5) 小笠原農業活性化をめざした施設栽培試験

(1) トマトサビダニの施設内での発生状況の把握と防除法の検討
開始年度:
平成11年度
担当者:
大林 隆司・井川 茂(現,西多摩農改普及セ)
目的:
1999年に小笠原への侵入が確認された本種の,小笠原の施設内における発生状況を把握するとともに,定植後から収穫までの省力的な被害防止法を検討する。
成績摘要:
1)本種の発生は12月中旬(定植1カ月後)から記録され,1月中旬以降多発した。
2)3種類の予防効果のある薬剤を交互に1,2,または3週間おきに散布したところ,無散布区では実験終了時(3月下旬)にほぼ全ての株で本種の発生がみられたが,散布区ではもっとも散布間隔の広い3週間おきの散布でも本種の発生は認められず,全栽培期間中の本種の発生を抑制できることが示された。
(2) 高所得型作付け体系の開発
1.トマトとパッションフルーツの混植について
開始年度:
平成12年度
担当者:
井川茂、渋谷圭助
目的:
パッションフルーツとトマトを混植した場合のトマトの栽培時期について検討する。
成績摘要:
1)処理区は、パッションフルーツ単独区、トマト12段まで収穫区、トマト7段まで収穫区。
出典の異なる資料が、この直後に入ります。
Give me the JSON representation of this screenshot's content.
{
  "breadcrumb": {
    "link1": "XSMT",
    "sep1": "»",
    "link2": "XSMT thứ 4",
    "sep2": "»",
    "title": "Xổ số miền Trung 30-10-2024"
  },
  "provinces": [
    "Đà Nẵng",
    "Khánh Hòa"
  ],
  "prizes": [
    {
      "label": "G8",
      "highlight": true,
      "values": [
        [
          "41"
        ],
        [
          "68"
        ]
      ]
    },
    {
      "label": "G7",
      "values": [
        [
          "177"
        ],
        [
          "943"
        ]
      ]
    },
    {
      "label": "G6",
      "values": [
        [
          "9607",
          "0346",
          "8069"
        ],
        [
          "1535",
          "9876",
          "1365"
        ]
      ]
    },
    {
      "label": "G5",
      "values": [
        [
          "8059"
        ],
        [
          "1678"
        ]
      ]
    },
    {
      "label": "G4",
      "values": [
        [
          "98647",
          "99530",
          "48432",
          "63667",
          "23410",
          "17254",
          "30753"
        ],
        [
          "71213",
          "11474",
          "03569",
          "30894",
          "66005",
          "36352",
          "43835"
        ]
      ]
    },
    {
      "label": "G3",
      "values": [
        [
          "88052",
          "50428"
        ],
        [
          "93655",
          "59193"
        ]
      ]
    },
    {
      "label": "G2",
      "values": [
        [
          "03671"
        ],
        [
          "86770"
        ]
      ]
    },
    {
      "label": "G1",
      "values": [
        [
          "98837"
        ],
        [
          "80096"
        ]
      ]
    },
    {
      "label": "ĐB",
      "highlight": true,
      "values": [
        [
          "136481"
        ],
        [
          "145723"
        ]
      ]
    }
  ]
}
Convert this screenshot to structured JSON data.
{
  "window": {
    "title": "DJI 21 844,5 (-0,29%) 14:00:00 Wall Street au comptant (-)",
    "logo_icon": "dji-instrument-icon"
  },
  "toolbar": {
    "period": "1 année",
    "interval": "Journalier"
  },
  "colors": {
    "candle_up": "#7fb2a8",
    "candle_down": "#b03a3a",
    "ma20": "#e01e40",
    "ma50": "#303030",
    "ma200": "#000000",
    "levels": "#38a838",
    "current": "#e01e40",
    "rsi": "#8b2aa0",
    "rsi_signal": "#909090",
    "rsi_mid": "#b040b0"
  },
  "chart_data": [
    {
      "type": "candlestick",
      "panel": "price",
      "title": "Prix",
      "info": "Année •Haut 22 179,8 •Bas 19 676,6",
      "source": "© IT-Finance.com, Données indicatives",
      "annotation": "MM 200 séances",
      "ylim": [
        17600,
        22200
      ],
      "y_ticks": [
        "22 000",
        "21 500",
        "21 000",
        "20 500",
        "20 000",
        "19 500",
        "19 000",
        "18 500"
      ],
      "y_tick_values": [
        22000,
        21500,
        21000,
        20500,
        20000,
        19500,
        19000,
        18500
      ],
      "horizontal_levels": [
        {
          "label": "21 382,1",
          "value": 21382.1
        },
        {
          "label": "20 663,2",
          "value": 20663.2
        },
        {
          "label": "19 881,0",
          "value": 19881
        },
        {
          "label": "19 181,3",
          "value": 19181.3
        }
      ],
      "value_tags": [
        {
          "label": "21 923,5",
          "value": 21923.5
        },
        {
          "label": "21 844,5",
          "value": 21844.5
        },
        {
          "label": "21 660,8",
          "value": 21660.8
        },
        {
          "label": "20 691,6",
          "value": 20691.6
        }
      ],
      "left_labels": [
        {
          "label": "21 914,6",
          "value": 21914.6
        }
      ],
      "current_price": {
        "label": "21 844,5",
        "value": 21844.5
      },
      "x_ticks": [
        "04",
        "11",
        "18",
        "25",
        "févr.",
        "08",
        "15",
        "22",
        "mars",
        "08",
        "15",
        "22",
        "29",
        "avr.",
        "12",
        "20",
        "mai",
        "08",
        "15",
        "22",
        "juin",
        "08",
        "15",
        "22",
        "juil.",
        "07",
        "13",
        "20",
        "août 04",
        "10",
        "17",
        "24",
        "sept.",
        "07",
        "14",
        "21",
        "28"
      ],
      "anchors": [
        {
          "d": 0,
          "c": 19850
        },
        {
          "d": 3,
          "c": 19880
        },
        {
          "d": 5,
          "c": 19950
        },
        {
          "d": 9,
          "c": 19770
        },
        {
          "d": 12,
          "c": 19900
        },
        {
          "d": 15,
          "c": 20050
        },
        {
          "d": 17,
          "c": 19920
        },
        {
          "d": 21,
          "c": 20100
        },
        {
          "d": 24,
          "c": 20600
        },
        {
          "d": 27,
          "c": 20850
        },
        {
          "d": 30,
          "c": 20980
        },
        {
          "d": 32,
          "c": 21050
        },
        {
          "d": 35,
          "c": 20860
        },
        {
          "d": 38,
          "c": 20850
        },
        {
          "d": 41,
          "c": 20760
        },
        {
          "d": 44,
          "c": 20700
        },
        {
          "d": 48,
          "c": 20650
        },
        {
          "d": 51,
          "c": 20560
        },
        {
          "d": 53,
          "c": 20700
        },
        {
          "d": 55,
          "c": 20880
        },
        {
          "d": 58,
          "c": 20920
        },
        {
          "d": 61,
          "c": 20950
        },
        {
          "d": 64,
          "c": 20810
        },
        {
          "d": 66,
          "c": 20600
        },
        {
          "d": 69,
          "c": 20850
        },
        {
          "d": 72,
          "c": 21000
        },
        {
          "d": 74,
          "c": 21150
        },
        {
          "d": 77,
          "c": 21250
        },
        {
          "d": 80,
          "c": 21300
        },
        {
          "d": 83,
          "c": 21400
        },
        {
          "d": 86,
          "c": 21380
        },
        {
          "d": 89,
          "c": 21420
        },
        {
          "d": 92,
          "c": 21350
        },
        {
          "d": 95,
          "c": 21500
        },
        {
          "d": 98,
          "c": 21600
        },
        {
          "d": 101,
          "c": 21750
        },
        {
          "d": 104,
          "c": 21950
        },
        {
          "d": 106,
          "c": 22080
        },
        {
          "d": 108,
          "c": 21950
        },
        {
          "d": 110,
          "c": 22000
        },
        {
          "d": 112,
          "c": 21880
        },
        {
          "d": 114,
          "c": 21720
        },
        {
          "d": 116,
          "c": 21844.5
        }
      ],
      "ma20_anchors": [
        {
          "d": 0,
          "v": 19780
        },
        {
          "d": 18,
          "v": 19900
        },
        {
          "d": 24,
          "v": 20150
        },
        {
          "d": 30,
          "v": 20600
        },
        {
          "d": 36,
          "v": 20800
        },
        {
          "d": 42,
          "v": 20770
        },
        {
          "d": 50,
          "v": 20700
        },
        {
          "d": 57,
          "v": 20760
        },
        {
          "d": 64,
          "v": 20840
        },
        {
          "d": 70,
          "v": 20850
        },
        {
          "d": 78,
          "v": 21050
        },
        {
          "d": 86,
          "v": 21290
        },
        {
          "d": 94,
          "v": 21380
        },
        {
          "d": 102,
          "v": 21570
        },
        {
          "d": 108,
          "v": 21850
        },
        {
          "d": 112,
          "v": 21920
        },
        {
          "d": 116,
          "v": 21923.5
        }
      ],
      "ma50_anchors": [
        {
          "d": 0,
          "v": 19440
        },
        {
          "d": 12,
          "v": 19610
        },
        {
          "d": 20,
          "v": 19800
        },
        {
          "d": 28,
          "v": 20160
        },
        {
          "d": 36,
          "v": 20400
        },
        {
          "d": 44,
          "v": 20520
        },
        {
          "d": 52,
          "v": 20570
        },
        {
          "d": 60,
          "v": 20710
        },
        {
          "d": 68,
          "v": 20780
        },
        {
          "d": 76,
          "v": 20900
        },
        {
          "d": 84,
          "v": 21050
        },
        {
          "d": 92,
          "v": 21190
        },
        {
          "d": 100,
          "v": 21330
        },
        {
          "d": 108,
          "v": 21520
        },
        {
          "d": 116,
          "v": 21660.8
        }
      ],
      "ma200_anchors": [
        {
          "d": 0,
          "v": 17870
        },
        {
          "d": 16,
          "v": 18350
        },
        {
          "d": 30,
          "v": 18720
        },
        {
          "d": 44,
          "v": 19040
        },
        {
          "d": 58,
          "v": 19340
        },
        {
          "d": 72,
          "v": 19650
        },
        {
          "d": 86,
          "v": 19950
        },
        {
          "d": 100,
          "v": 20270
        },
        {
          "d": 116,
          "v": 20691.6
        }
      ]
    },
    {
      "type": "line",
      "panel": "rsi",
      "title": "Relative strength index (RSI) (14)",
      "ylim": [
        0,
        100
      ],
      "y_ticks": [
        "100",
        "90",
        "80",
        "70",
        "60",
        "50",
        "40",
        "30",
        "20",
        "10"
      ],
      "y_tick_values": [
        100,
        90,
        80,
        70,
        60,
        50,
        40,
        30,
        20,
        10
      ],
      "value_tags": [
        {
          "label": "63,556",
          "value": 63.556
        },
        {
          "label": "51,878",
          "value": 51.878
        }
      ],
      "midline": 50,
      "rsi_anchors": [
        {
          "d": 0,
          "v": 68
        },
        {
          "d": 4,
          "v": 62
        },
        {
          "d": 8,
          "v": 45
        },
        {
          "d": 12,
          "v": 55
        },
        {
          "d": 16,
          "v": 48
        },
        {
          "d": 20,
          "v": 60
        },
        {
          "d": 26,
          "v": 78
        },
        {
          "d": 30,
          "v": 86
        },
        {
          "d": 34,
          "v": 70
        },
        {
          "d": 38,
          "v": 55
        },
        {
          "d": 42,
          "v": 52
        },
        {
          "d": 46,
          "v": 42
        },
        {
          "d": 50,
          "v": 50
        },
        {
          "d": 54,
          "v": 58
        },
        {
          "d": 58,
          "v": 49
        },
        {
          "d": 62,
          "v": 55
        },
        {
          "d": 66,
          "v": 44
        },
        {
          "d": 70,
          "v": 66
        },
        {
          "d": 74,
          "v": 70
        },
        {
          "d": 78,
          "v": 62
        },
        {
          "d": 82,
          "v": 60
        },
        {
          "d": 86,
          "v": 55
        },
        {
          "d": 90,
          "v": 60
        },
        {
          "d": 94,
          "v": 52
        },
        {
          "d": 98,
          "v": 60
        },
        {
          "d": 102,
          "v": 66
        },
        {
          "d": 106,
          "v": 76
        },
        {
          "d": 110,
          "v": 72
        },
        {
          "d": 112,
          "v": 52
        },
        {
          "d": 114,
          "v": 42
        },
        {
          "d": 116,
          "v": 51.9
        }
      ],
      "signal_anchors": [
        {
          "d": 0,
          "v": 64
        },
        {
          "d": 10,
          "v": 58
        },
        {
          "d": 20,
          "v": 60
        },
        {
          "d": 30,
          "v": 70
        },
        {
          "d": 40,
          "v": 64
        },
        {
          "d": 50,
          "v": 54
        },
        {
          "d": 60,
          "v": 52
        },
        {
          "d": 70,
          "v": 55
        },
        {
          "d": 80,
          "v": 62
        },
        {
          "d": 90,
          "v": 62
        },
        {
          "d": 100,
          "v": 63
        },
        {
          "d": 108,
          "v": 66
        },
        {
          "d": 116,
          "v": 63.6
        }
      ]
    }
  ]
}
2)トマト収量は、7段収穫以前まで両区の差はなかった。
3)パッションフルーツ収量は、単独区が最も多く、トマト7段区、トマト12段区が次ぎ、7段区と12段区の差が大きかった。
4)パッションフルーツの開花は2月下旬から開始した。トマト7段区収穫は1月上旬に終了した。
5)トマト在圃期間が長いとパッションフルーツ収量が減少することとパッションフルーツ受粉作業を考えると開花が始まる2月までにトマト栽培を終えることが望ましい。